Apesar de parecer repugnante para alguns, essa hábito não é algo tão raro e nem tão distante da realidade em muitos países. Segundo dados da FAO (Organização das Nações Unidas para a Agricultura e Alimentação), cerca de 2 bilhões de pessoas têm essas pequenas criaturas como um item da sua dieta diária.
Para cada ser humano, existem 2 mil toneladas de insetos. Desse total, 2 mil espécies são catalogadas como alimentos e, dentro desse grande grupo, só 10 são criadas comercialmente para alimentação humana, sendo os principais grilos, gafanhotos, formigas e tenébrios, os besouros na fase de larva.
Consumo no Brasil
O hábito de comer insetos costuma ser relacionado com a cultura de países asiáticos, como China ou Tailândia, mas o Brasil também tem essa tradição em sua culinária, muito pela influência indígena.
“Por aqui o maior consumo é de tanajuras, também chamada de saúvas, e formigas capim-limão, principalmente nas regiões Norte e Nordeste e também no Vale do Paraíba, em São Paulo”, diz Casé Oliveira, presidente da associação brasileira dos criadores de insetos (Asbraci).

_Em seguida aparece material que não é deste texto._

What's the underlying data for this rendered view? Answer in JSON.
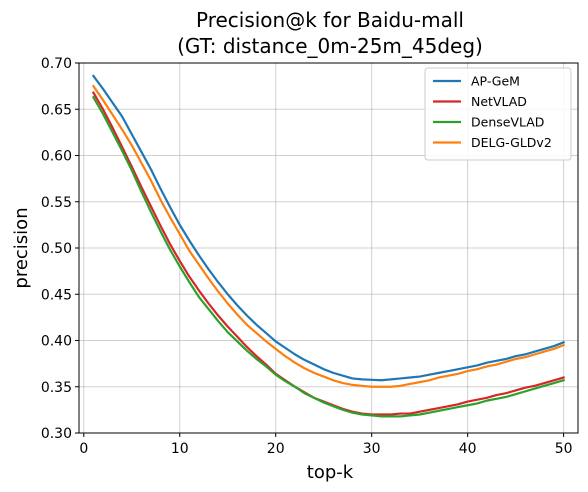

As tanajuras são formigas com um abdômen mais protuberante, que pode ser consumido frito. Já a formiga capim-limão recebe esse nome justamente por ter um sabor que lembra a erva natural e ficou mais conhecida ao ser usada como uma iguaria em alguns restaurantes de chefs renomados.
O consumo de formiga por aqui é algo que já acontecia antes mesmo das caravelas portuguesas chegarem ao litoral e teve seu primeiro registro seis décadas após o descobrimento.
Em 1560, o jesuíta José de Anchieta escreveu a “Carta de São Vicente”, na qual detalha a fauna e a flora da nova colônia. O religioso relata em um trecho o consumo de formigas pelos indígenas e sua experiência ao comer os insetos assados, como no trecho abaixo:
“…tanto homens, como mulheres; deixam as suas casas, apressam-se, correm com grande alegria e saltos de prazer para colher os frutos novos, aproximam-se das entradas dos formigueiros e enchem de água os pequenos buracos que elas fazem, onde, estando, se defendem da raiva dos pais e apanham os filhos que saem das covas, e enchem os seus vasos, isto é, certas cabaças grandes, voltam para casa, assam-as em vasilhas de barro e comem-as; assim torradas, conservam-se por muitos dias, sem se orromperem. Quão deleitável é esta comida e como é saudável, sabêmo-lo nós, que a provámos.”
Valor nutricional
Os insetos são alimentos completos e saudáveis, mas que ainda enfrentam uma certa resistência para serem incluídos na dieta. A FAO destaca que eles são ricos em minerais essenciais à saúde humana, como cobre, ferro, magnésio, manganês, fósforo, selênio e zinco, e se destacam, principalmente, por serem uma fonte de proteínas.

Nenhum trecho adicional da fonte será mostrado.